Updated February 3, 2021

How to Restart Scouting

The safety of all participants, youth and adults, should always be the priority when looking at any Scouting activity.  Restarting Scouting during the time of COVID-19 is no different. When looking at how to restart your Scouting program the mission is to keep the Scouting Program available, accessible, and flexible through observing health and safety measures – through a changing health/medical, legal, social and financial environment

Be responsible Scouts while mitigating risk

Everyone is ready to put the “outing” back in Scouting but we need to do so safely and while mitigating risk to all participants.  It is equally important to make sure that we are following guidance and mandates of the location where the activity will be held.

Safe ≠ Risk Free

It is important that you communicate to all participants that safe does not equal risk free.  Precautions and mitigation strategies are important, but they cannot eliminate the potential for exposure to COVID-19 or other hazards. 

What You Need to Know To Restart Scouting

As Scouts, we have a duty to our country to follow the rules.

It is our honor to be respectful, obedient, trustworthy, clean and kind.

Resources

From Updated Washington State Phased Opening Approach - January 2021

Mount Baker Council - Health Washington - Scouting Update

Updated February 01, 2021

The Mount Baker Council is reaching out to our Units, Charter Organizations, and other stakeholders to share our understanding and interpretation of the new “Healthy Washington – Roadmap to Recovery” Plan. We believe that the new plan will have significant impacts on the outdoor program and daily operations of our units moving forward.

As always, the Guide to Safe Scouting should continue to form the foundation of your activity planning. When considering the safety of activities planned under COVID restrictions, the Charter Organization remains the ultimate authority on what program activities are safe and appropriate for their Scouting Unit(s). Our understanding and interpretation are offered to assist Charter Organizations in making those decisions.

The Roadmap to Recovery Plan offers no specific guidance to Scouting Units for how to operate, but we have been able to develop guidance for Outdoor Program activities that is equivalent to the guidance offered for Outdoor Sports.

In Phase 1, the Roadmap to Recovery Plan permits:

Low and moderate risk sports permitted for practice and training only (no tournaments). Outdoor guided activities, hunting, fishing, motorsports, parks, camping, hiking, biking, running, snow sports, permitted.

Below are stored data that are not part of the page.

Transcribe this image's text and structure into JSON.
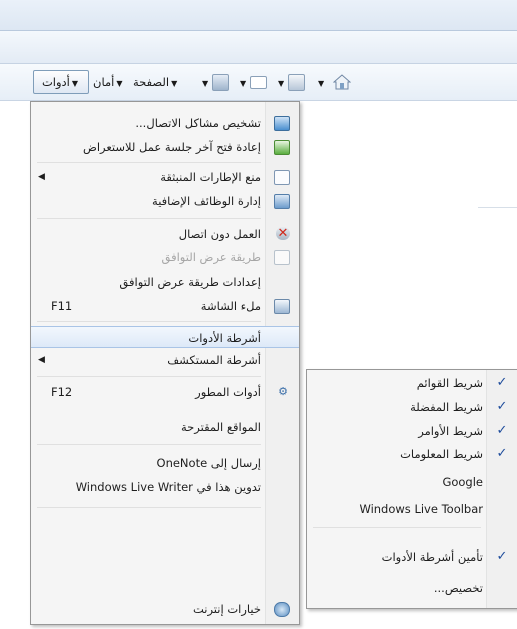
{
  "commandbar": {
    "tools": "أدوات",
    "safety": "أمان",
    "page": "الصفحة",
    "icons": [
      "home-icon",
      "feeds-icon",
      "mail-icon",
      "print-icon"
    ]
  },
  "menu": {
    "items": [
      {
        "label": "تشخيص مشاكل الاتصال...",
        "icon": "diagnose-connection-icon"
      },
      {
        "label": "إعادة فتح آخر جلسة عمل للاستعراض",
        "icon": "reopen-session-icon"
      },
      {
        "label": "منع الإطارات المنبثقة",
        "icon": "popup-blocker-icon"
      },
      {
        "label": "إدارة الوظائف الإضافية",
        "icon": "manage-addons-icon"
      },
      {
        "label": "العمل دون اتصال",
        "icon": "work-offline-icon"
      },
      {
        "label": "طريقة عرض التوافق",
        "icon": "compatibility-view-icon"
      },
      {
        "label": "إعدادات طريقة عرض التوافق"
      },
      {
        "label": "ملء الشاشة",
        "shortcut": "F11",
        "icon": "fullscreen-icon"
      },
      {
        "label": "أشرطة الأدوات"
      },
      {
        "label": "أشرطة المستكشف"
      },
      {
        "label": "أدوات المطور",
        "shortcut": "F12",
        "icon": "developer-tools-icon"
      },
      {
        "label": "المواقع المقترحة"
      },
      {
        "label": "إرسال إلى OneNote"
      },
      {
        "label": "تدوين هذا في Windows Live Writer"
      },
      {
        "label": "خيارات إنترنت",
        "icon": "internet-options-icon"
      }
    ]
  },
  "submenu": {
    "items": [
      {
        "label": "شريط القوائم",
        "checked": "✓"
      },
      {
        "label": "شريط المفضلة",
        "checked": "✓"
      },
      {
        "label": "شريط الأوامر",
        "checked": "✓"
      },
      {
        "label": "شريط المعلومات",
        "checked": "✓"
      },
      {
        "label": "Google",
        "checked": ""
      },
      {
        "label": "Windows Live Toolbar",
        "checked": ""
      },
      {
        "label": "تأمين أشرطة الأدوات",
        "checked": "✓"
      },
      {
        "label": "تخصيص...",
        "checked": ""
      }
    ]
  },
  "colors": {
    "menu_bg": "#f5f5f5",
    "highlight": "#dde9f8",
    "check": "#1f4d9c",
    "disabled_text": "#a6a6a6"
  }
}
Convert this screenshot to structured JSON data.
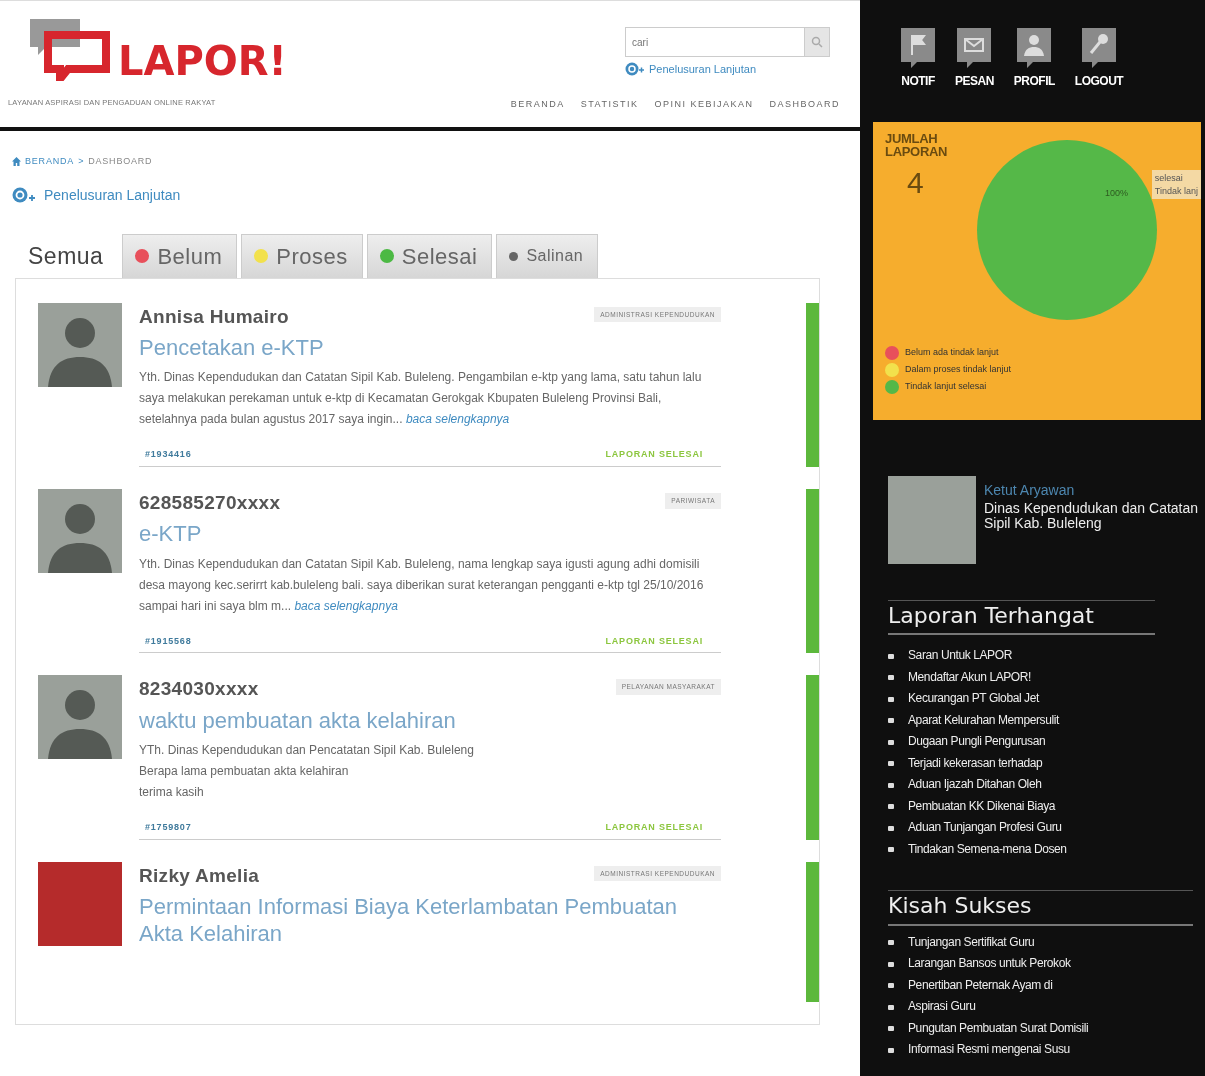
{
  "header": {
    "logo_text": "LAPOR!",
    "tagline": "LAYANAN ASPIRASI DAN PENGADUAN ONLINE RAKYAT",
    "search": {
      "placeholder": "cari"
    },
    "advanced_search": "Penelusuran Lanjutan",
    "nav": [
      "BERANDA",
      "STATISTIK",
      "OPINI KEBIJAKAN",
      "DASHBOARD"
    ]
  },
  "breadcrumb": {
    "items": [
      "BERANDA",
      "DASHBOARD"
    ],
    "separator": ">"
  },
  "advanced_search": "Penelusuran Lanjutan",
  "tabs": [
    {
      "label": "Semua",
      "selected": true
    },
    {
      "label": "Belum",
      "selected": false,
      "color": "#e8505b"
    },
    {
      "label": "Proses",
      "selected": false,
      "color": "#f2e14c"
    },
    {
      "label": "Selesai",
      "selected": false,
      "color": "#4cb944"
    },
    {
      "label": "Salinan",
      "selected": false,
      "color": "#666666"
    }
  ],
  "reports": [
    {
      "author": "Annisa Humairo",
      "has_photo": false,
      "category": "ADMINISTRASI KEPENDUDUKAN",
      "title": "Pencetakan e-KTP",
      "body": "Yth. Dinas Kependudukan dan Catatan Sipil Kab. Buleleng. Pengambilan e-ktp yang lama, satu tahun lalu saya melakukan perekaman untuk e-ktp di Kecamatan Gerokgak Kbupaten Buleleng Provinsi Bali, setelahnya pada bulan agustus 2017 saya ingin...",
      "read_more": "baca selengkapnya",
      "id": "#1934416",
      "status": "LAPORAN SELESAI",
      "color": "#5cb83c"
    },
    {
      "author": "628585270xxxx",
      "has_photo": false,
      "category": "PARIWISATA",
      "title": "e-KTP",
      "body": "Yth. Dinas Kependudukan dan Catatan Sipil Kab. Buleleng, nama lengkap saya igusti agung adhi domisili desa mayong kec.serirrt kab.buleleng bali. saya diberikan surat keterangan pengganti e-ktp tgl 25/10/2016 sampai hari ini saya blm m...",
      "read_more": "baca selengkapnya",
      "id": "#1915568",
      "status": "LAPORAN SELESAI",
      "color": "#5cb83c"
    },
    {
      "author": "8234030xxxx",
      "has_photo": false,
      "category": "PELAYANAN MASYARAKAT",
      "title": "waktu pembuatan akta kelahiran",
      "body": "YTh. Dinas Kependudukan dan Pencatatan Sipil Kab. Buleleng\nBerapa lama pembuatan akta kelahiran\nterima kasih",
      "id": "#1759807",
      "status": "LAPORAN SELESAI",
      "color": "#5cb83c"
    },
    {
      "author": "Rizky Amelia",
      "has_photo": true,
      "category": "ADMINISTRASI KEPENDUDUKAN",
      "title": "Permintaan Informasi Biaya Keterlambatan Pembuatan Akta Kelahiran",
      "color": "#5cb83c"
    }
  ],
  "user_menu": [
    {
      "label": "NOTIF",
      "kind": "flag"
    },
    {
      "label": "PESAN",
      "kind": "mail"
    },
    {
      "label": "PROFIL",
      "kind": "person"
    },
    {
      "label": "LOGOUT",
      "kind": "key"
    }
  ],
  "summary": {
    "title": "JUMLAH LAPORAN",
    "count": "4",
    "chart_data": {
      "type": "pie",
      "categories": [
        "Belum ada tindak lanjut",
        "Dalam proses tindak lanjut",
        "Tindak lanjut selesai"
      ],
      "values": [
        0,
        0,
        100
      ],
      "data_labels": true,
      "value_labels": [
        null,
        null,
        "100%"
      ]
    },
    "legend": [
      {
        "color": "#e8505b"
      },
      {
        "color": "#f2e14c"
      },
      {
        "color": "#55b848"
      }
    ],
    "tooltip": [
      "selesai",
      "Tindak lanj"
    ]
  },
  "profile": {
    "name": "Ketut Aryawan",
    "agency": "Dinas Kependudukan dan Catatan Sipil Kab. Buleleng"
  },
  "hot_reports": {
    "title": "Laporan Terhangat",
    "items": [
      "Saran Untuk LAPOR",
      "Mendaftar Akun LAPOR!",
      "Kecurangan PT Global Jet",
      "Aparat Kelurahan Mempersulit",
      "Dugaan Pungli Pengurusan",
      "Terjadi kekerasan terhadap",
      "Aduan Ijazah Ditahan Oleh",
      "Pembuatan KK Dikenai Biaya",
      "Aduan Tunjangan Profesi Guru",
      "Tindakan Semena-mena Dosen"
    ]
  },
  "success_stories": {
    "title": "Kisah Sukses",
    "items": [
      "Tunjangan Sertifikat Guru",
      "Larangan Bansos untuk Perokok",
      "Penertiban Peternak Ayam di",
      "Aspirasi Guru",
      "Pungutan Pembuatan Surat Domisili",
      "Informasi Resmi mengenai Susu"
    ]
  }
}
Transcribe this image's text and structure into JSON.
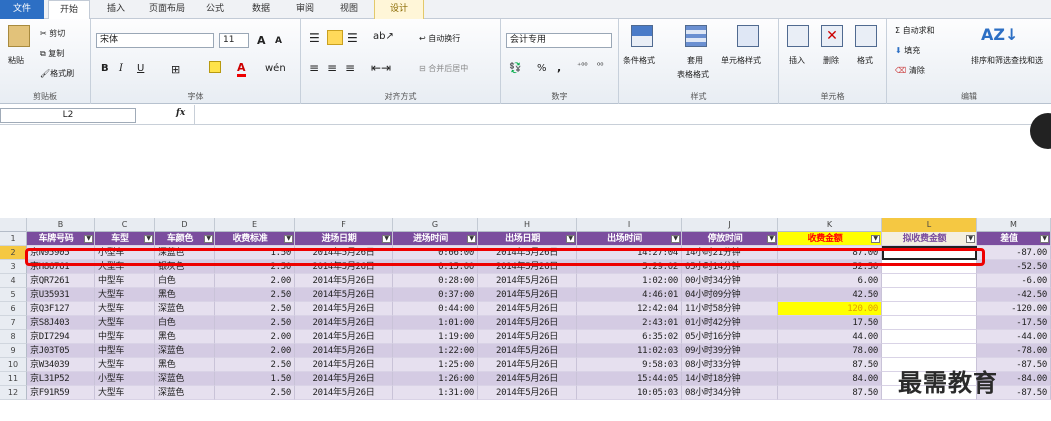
{
  "ribbon_tabs": [
    "文件",
    "开始",
    "插入",
    "页面布局",
    "公式",
    "数据",
    "审阅",
    "视图",
    "设计"
  ],
  "clipboard": {
    "paste": "粘贴",
    "cut": "剪切",
    "copy": "复制",
    "format_painter": "格式刷",
    "label": "剪贴板"
  },
  "font": {
    "name": "宋体",
    "size": "11",
    "bold": "B",
    "italic": "I",
    "underline": "U",
    "grow": "A",
    "shrink": "A",
    "label": "字体",
    "ext": "wén"
  },
  "alignment": {
    "wrap": "自动换行",
    "merge": "合并后居中",
    "label": "对齐方式"
  },
  "number": {
    "format": "会计专用",
    "percent": "%",
    "comma": ",",
    "label": "数字"
  },
  "styles": {
    "conditional": "条件格式",
    "table1": "套用",
    "table2": "表格格式",
    "cell_styles": "单元格样式",
    "label": "样式"
  },
  "cells": {
    "insert": "插入",
    "delete": "删除",
    "format": "格式",
    "label": "单元格"
  },
  "editing": {
    "autosum": "Σ 自动求和",
    "fill": "填充",
    "clear": "清除",
    "sort": "排序和筛选",
    "find": "查找和选",
    "label": "编辑"
  },
  "formula_bar": {
    "name_box": "L2",
    "fx": "fx",
    "formula": ""
  },
  "columns": [
    "B",
    "C",
    "D",
    "E",
    "F",
    "G",
    "H",
    "I",
    "J",
    "K",
    "L",
    "M"
  ],
  "headers": [
    "车牌号码",
    "车型",
    "车颜色",
    "收费标准",
    "进场日期",
    "进场时间",
    "出场日期",
    "出场时间",
    "停放时间",
    "收费金额",
    "拟收费金额",
    "差值"
  ],
  "rows": [
    {
      "n": "2",
      "v": [
        "京N95905",
        "小型车",
        "深蓝色",
        "1.50",
        "2014年5月26日",
        "0:06:00",
        "2014年5月26日",
        "14:27:04",
        "14小时21分钟",
        "87.00",
        "",
        "-87.00"
      ]
    },
    {
      "n": "3",
      "v": [
        "京H86761",
        "大型车",
        "银灰色",
        "2.50",
        "2014年5月26日",
        "0:15:00",
        "2014年5月26日",
        "5:29:02",
        "05小时14分钟",
        "52.50",
        "",
        "-52.50"
      ]
    },
    {
      "n": "4",
      "v": [
        "京QR7261",
        "中型车",
        "白色",
        "2.00",
        "2014年5月26日",
        "0:28:00",
        "2014年5月26日",
        "1:02:00",
        "00小时34分钟",
        "6.00",
        "",
        "-6.00"
      ]
    },
    {
      "n": "5",
      "v": [
        "京U35931",
        "大型车",
        "黑色",
        "2.50",
        "2014年5月26日",
        "0:37:00",
        "2014年5月26日",
        "4:46:01",
        "04小时09分钟",
        "42.50",
        "",
        "-42.50"
      ]
    },
    {
      "n": "6",
      "v": [
        "京Q3F127",
        "大型车",
        "深蓝色",
        "2.50",
        "2014年5月26日",
        "0:44:00",
        "2014年5月26日",
        "12:42:04",
        "11小时58分钟",
        "120.00",
        "",
        "-120.00"
      ]
    },
    {
      "n": "7",
      "v": [
        "京S8J403",
        "大型车",
        "白色",
        "2.50",
        "2014年5月26日",
        "1:01:00",
        "2014年5月26日",
        "2:43:01",
        "01小时42分钟",
        "17.50",
        "",
        "-17.50"
      ]
    },
    {
      "n": "8",
      "v": [
        "京DI7294",
        "中型车",
        "黑色",
        "2.00",
        "2014年5月26日",
        "1:19:00",
        "2014年5月26日",
        "6:35:02",
        "05小时16分钟",
        "44.00",
        "",
        "-44.00"
      ]
    },
    {
      "n": "9",
      "v": [
        "京J03T05",
        "中型车",
        "深蓝色",
        "2.00",
        "2014年5月26日",
        "1:22:00",
        "2014年5月26日",
        "11:02:03",
        "09小时39分钟",
        "78.00",
        "",
        "-78.00"
      ]
    },
    {
      "n": "10",
      "v": [
        "京W34039",
        "大型车",
        "黑色",
        "2.50",
        "2014年5月26日",
        "1:25:00",
        "2014年5月26日",
        "9:58:03",
        "08小时33分钟",
        "87.50",
        "",
        "-87.50"
      ]
    },
    {
      "n": "11",
      "v": [
        "京L31P52",
        "小型车",
        "深蓝色",
        "1.50",
        "2014年5月26日",
        "1:26:00",
        "2014年5月26日",
        "15:44:05",
        "14小时18分钟",
        "84.00",
        "",
        "-84.00"
      ]
    },
    {
      "n": "12",
      "v": [
        "京F91R59",
        "大型车",
        "深蓝色",
        "2.50",
        "2014年5月26日",
        "1:31:00",
        "2014年5月26日",
        "10:05:03",
        "08小时34分钟",
        "87.50",
        "",
        "-87.50"
      ]
    }
  ],
  "header_row_num": "1",
  "highlight": {
    "row_index": 4,
    "color": "#ffff00",
    "text_color": "#e0a000"
  },
  "watermark": "最需教育",
  "colors": {
    "header_bg": "#7b4d9e",
    "band_a": "#e6e0ef",
    "band_b": "#d4cbe3",
    "k_header_bg": "#ffff00",
    "k_header_fg": "#ff0000"
  }
}
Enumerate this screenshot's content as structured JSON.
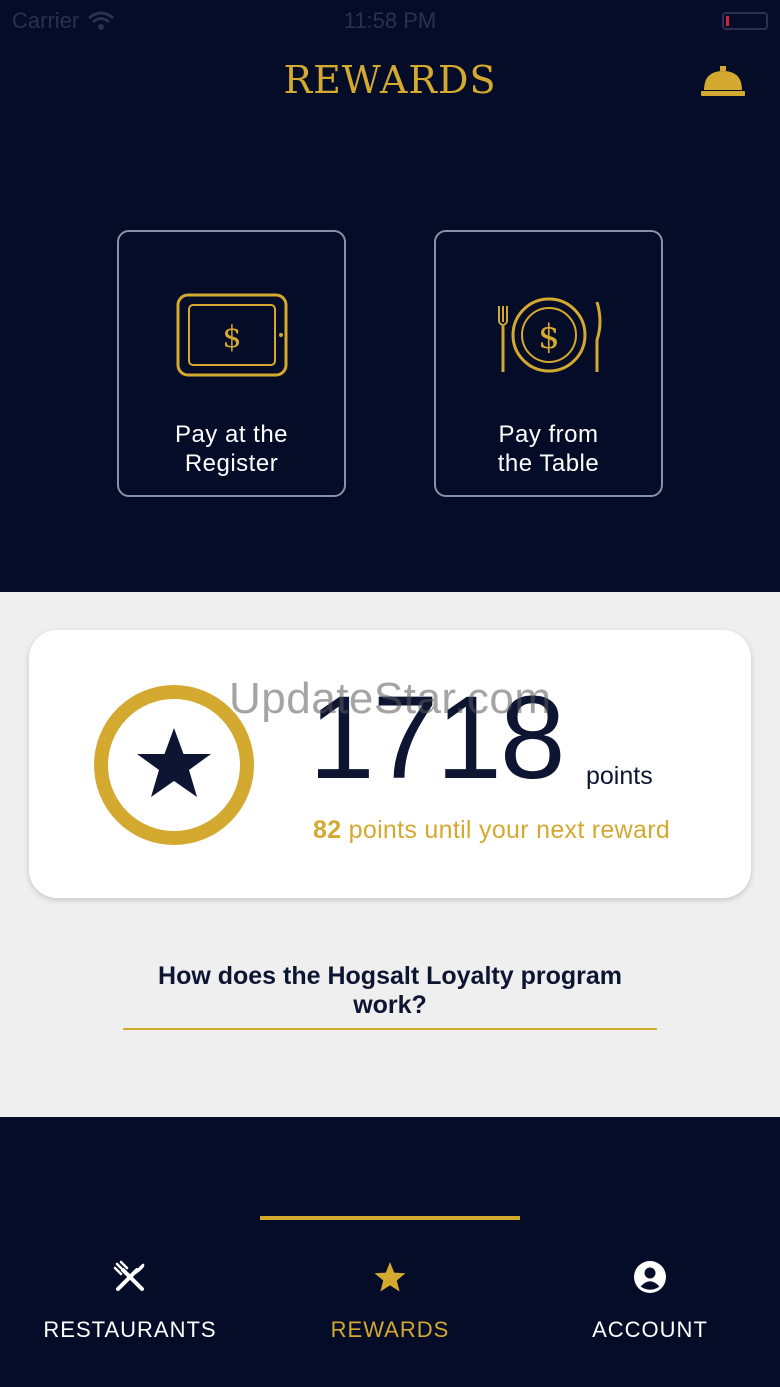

In Phase 2, the plan further permits:

Low, moderate, and high-risk sports competitions allowed (no tournaments), maximum 200 including spectators.  – Read More

Download the full guidance announcement

Restarting Scouting Webinar - from July 2020

County Travel Announcements

Skagit County Update – July 14, 2020

July 14, 2020: Remember, it’s still safest to stay close to home this summer 

Skagit County Public Health and the Washington State Department of Health are encouraging Washingtonians to limit summer travel plans to help slow the spread of COVID-19. Over recent weeks, Skagit County has seen a number of cases due to travel out of county and out of state.

The Safe Start— Reopening Washington plan details travel allowances under the different Phases. Phases 2 and 3 allow for more travel than Phase 1, but none are a green light for everyone to travel as much as they want or out of state. Skagit County is currently under Phase 2. Travel outside of the home or immediate neighborhood is allowed for essential activities and Phase 1 & 2 permissible activities such as outdoor recreation or drive-in movie theaters. The intent of this is for people to stay in-or close to- their home counties when they are doing these activities.

When you travel, you have more encounters with people outside of your immediate household, increasing the likelihood you will contract COVID-19. Further, we are seeing many people traveling to areas that have higher rates of infection than Skagit County such as the Yakima area, California, Arizona, and even Florida.  Traveling to these areas increases risk of being exposed to infected people and bringing that infection home to families in Skagit County. 

Further if you do travel or participate in any activity, including outdoor activities, its important to use proper precautions. Staying safe this summer requires you to:

  • Stay six feet away from other people
  • Wear a mask when you’re around others
  • Keep your social circles small – less than 5 people per week total in phase 2
  • Wash your hands frequently
  • Avoid touching your face
  • If you’re around other people, staying outdoors as much as possible

Also, participating in any activity is much safer when done with your immediate household rather than people you don’t live with.

We Western Washingtonians love our summers and our summer activities, but if everyone goes about their lives as normal this season we will see a resurgence of cases and need to increase restrictions. That is something we do not want to do.

Please, stay smart, stay strong and stay close to home this summer.